Le juge des référés a fait droit à la demande de provision réclamée en considérant que le droit à garantie des pertes d’exploitation était acquis. Faut-il en conclure que le droit à indemnisation du demandeur et des quelques centaines de titulaires de contrats identiques est assuré ? La question demeure ouverte pour différentes raisons : parce qu’il ne s’agit que d’une décision de référé, provisoire, sans autorité de chose jugée, encore susceptible d’appel de surcroît. Mais aussi parce que le raisonnement du juge des référés est entièrement fondé sur une interprétation discutée des termes du contrat qui sera soumise à la cour d’appel de Paris et peut-être aux juges du fond.


Le contrat garantit les pertes d’exploitation en cas de fermeture administrative, selon les déclarations faites à l’Argus de l’assurance, « la fermeture administrative imposée par les services de police, ou d’hygiène ou de sécurité » (L’Argus de l’assurance, 23 avr. 2020, Procédure contre Axa France : l’interview de l’avocate du restaurateur). Le problème est de savoir ce que recouvre exactement cette notion.


Pour le restaurateur, l’arrêté ministériel du 14 mars 2020 constitue un acte de fermeture administrative. Et aucune clause du contrat n’exclut le risque de pandémie.


Pour la compagnie d’assurance, la fermeture administrative visée dans le contrat concerne une mesure individuelle de police du préfet ou du maire de fermeture d’établissement alors que l’arrêté ministériel invoqué constitue une mesure générale interdisant l’accueil du public qui ne peut être assimilée à l’interdiction prévue par les parties.

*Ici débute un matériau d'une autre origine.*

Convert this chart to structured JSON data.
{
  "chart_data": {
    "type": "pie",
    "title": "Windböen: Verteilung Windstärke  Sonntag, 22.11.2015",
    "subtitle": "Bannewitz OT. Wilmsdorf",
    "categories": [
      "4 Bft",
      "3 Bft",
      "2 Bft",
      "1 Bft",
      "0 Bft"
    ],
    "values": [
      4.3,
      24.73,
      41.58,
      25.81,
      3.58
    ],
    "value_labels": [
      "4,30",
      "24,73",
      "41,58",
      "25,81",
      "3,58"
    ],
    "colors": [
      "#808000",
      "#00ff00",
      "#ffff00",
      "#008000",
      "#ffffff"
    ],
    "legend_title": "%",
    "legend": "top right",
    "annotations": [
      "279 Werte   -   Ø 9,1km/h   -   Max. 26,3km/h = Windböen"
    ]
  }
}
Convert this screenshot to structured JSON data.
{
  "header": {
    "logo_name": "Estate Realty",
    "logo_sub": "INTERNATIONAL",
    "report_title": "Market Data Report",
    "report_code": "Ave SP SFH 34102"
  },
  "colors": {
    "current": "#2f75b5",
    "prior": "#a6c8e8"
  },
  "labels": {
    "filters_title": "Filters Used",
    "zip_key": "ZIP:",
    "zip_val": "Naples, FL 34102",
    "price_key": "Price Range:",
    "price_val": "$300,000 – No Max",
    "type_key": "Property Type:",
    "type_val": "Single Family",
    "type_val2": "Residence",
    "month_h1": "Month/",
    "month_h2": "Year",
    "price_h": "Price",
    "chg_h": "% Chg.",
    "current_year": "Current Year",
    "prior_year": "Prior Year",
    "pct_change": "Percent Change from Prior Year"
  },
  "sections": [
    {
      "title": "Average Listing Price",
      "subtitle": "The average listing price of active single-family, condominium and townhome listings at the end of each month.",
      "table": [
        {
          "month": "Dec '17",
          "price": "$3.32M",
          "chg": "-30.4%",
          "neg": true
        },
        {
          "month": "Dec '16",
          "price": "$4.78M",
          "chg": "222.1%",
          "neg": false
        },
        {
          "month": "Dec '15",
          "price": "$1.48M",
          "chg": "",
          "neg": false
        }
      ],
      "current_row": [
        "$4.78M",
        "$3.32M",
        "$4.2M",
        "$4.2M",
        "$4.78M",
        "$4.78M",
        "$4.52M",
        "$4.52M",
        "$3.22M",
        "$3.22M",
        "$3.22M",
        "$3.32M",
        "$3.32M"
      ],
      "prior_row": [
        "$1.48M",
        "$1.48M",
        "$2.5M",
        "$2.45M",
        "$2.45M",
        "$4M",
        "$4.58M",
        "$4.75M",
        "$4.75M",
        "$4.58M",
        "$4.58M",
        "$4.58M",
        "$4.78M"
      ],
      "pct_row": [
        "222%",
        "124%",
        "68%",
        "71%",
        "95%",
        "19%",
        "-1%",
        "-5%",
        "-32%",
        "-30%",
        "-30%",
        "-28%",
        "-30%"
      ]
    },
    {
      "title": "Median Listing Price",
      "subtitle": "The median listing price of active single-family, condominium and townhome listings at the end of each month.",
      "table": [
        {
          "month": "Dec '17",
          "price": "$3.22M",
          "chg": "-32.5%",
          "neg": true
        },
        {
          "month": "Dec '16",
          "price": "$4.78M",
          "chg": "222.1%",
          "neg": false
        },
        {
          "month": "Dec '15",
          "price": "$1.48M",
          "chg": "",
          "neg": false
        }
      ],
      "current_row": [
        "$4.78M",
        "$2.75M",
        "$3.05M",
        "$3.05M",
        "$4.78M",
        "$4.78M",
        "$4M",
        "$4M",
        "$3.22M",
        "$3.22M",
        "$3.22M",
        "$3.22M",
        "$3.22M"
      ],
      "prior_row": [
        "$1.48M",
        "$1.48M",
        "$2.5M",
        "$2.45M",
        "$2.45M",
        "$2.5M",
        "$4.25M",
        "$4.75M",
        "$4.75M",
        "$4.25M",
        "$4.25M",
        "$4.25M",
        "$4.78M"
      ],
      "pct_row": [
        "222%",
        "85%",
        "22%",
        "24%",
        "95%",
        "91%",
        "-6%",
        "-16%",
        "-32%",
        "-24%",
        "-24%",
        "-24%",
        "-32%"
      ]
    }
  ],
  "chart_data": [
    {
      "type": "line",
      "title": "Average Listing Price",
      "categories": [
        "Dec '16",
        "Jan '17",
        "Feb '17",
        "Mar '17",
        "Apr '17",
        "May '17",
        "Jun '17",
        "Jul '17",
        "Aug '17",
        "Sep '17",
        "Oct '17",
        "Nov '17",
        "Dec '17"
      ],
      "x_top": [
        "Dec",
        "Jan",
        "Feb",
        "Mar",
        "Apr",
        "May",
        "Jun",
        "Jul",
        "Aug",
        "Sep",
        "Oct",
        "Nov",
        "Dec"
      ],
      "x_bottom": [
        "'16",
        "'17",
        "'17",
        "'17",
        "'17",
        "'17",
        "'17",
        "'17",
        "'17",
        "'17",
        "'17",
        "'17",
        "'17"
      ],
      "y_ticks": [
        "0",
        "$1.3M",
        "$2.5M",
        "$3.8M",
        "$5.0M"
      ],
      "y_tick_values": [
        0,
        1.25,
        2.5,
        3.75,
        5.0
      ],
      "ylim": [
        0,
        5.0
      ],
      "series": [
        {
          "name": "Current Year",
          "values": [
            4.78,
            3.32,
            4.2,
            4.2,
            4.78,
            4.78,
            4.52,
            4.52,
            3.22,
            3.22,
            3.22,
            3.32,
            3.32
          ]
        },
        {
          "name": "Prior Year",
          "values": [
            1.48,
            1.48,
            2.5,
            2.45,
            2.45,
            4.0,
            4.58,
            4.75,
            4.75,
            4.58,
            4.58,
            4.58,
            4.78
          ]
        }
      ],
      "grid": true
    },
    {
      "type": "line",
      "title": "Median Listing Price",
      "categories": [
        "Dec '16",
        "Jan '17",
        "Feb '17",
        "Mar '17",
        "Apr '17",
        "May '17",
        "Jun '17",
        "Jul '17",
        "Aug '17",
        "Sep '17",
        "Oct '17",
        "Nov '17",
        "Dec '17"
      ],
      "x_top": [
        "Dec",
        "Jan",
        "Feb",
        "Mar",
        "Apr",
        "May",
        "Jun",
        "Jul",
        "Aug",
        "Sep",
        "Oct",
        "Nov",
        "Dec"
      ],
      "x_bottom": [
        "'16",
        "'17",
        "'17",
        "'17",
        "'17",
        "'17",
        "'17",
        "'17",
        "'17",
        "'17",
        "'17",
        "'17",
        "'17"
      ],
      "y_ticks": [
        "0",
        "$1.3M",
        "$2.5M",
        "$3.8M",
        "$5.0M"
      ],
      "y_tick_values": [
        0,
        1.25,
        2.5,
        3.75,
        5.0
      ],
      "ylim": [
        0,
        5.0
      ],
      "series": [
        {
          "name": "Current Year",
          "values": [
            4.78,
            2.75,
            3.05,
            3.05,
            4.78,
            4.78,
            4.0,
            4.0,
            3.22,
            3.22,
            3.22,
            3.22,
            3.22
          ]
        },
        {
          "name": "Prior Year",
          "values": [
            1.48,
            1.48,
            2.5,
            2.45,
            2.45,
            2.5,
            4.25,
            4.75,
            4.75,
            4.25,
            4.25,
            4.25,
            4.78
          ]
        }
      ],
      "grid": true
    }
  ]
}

Les deux thèses peuvent chacune faire l’objet d’arguments multiples et sérieux : n’y-a-t-il pas dénaturation d’une clause claire du contrat qui ne vise que la fermeture administrative si on l’étend à une mesure d’interdiction d’accueil du public ? L’intention des parties ne visait-elle pas une fermeture administrative par l’autorité préfectorale ou le maire plutôt qu’une mesure générale liée à une pandémie difficilement assurable ? Le montant des primes n’a-t-il pas été calculé en fonction du risque particulier de fermeture administrative par décision individuelle du maire ou du préfet et non par rapport à des mesures de confinement général qui auraient impliqué pour l’assuré de payer des primes beaucoup plus élevées et le montant limité de la prime ne traduit-il pas de façon chiffrée l’intention commune des parties ? Le contrat ne doit- il pas s’interpréter en faveur du débiteur de l’obligation ? Si le juge peut interpréter le contrat, il lui est en revanche interdit de créer des obligations que le contrat ne prévoit pas (Cass. com., 10 juill. 2007, n° 06-14.768 ; 24 nov. 2015, n° 14-20.512 ; 15 mars 2011, n° 09-13.299 ; Cass. 3e civ., 15 déc. 2016, n° 15-22.844).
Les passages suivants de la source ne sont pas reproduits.